Wednesday 9 December 2015

Grid-based Machine Age WW1 - or not

This weekend gone I tried a grid-based version of my WW1 house rules (derived from One-Hour Wargames - Machine Age rules) this was a second attempt. The last being a month or two ago. I have come to the conclusion for this period a grid based approach does not work for me. There are certain aspects of the movement rules that work best without using a grid. The proposed changes I mention in a previous blog post played ok, but they had lost part of the flavour and messiness of variable moves. Unable to quite put my finger on why, I will be staying away from grids for this set of house rules.
Barbed wire entanglements
While messing around with rules I revisited the barbed wire rule, around how its deployed and artillery attempts to destroy it.
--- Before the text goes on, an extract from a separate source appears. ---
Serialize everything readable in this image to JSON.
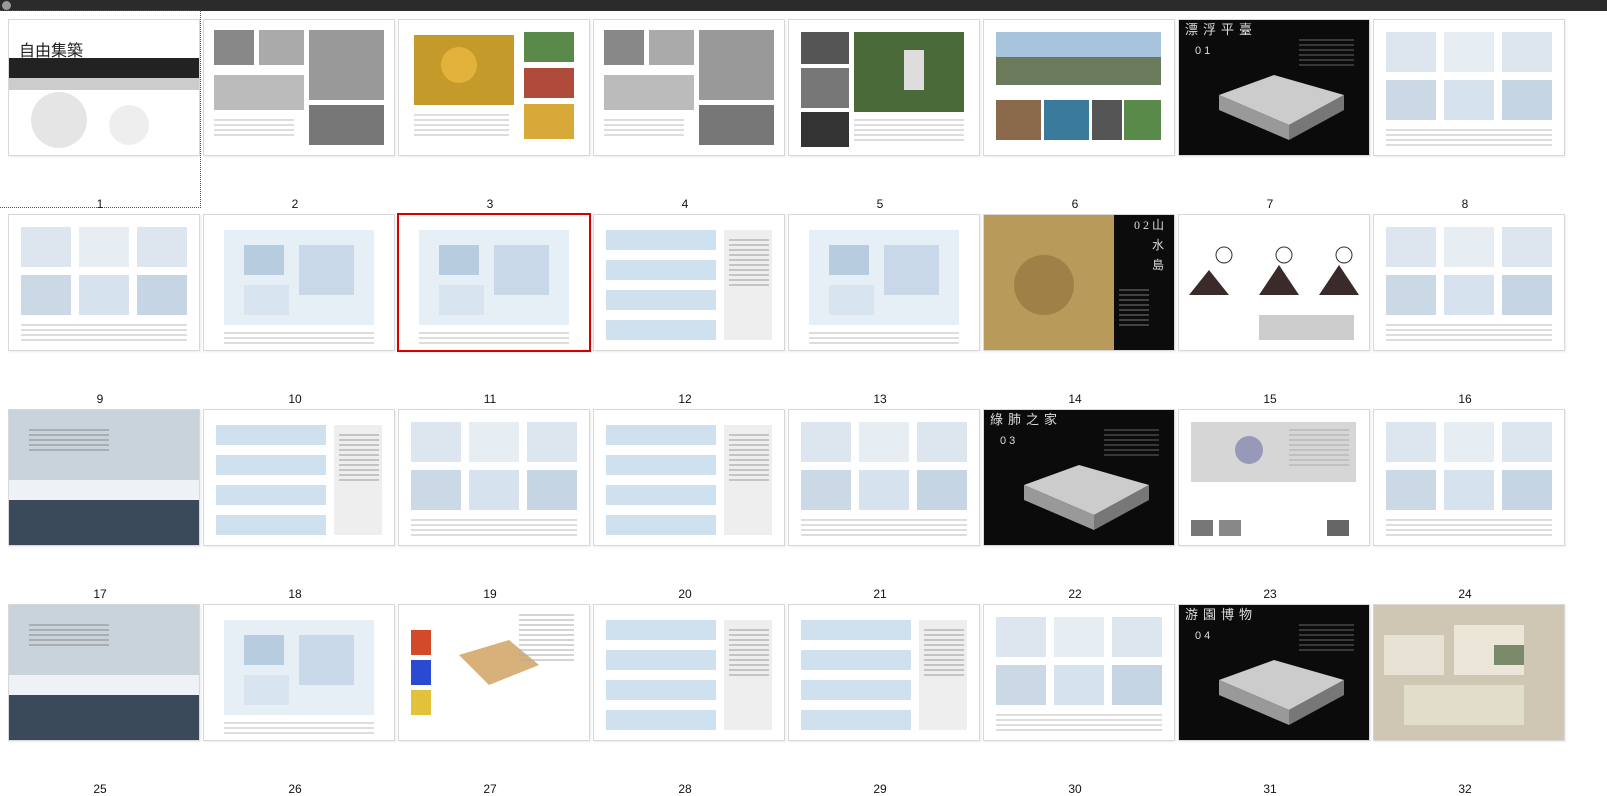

So with some wire and a pencil I set about twirling wire around the pencil, creating a fair number of 3" to 4" lengths of barbed wire for a game to represent the barbed wire entanglements often used and key features in battles.
Bombarding a 12" length of barbed wire - scored a 5
The attacking barrage rule allows a 12" length of wire to be damaged. At the start of play the attacking player identities the 12" section being bombarded, then rolls a dice and removes wire pieces equal the dice score within the 12" length being attacked. Providing a piece of wire is in (or straddles) the 12" section the attacking player choses which individual wire pieces to remove. For every 12 pieces of wire deployed on the table one barrage attack is permitted.

5 pieces of wire removed to create a gap
During the game tanks still destroy pieces of wire they cross. Infantry units take one turn to remove any length of wire they are in contact with. All other units cannot cross a length of wire.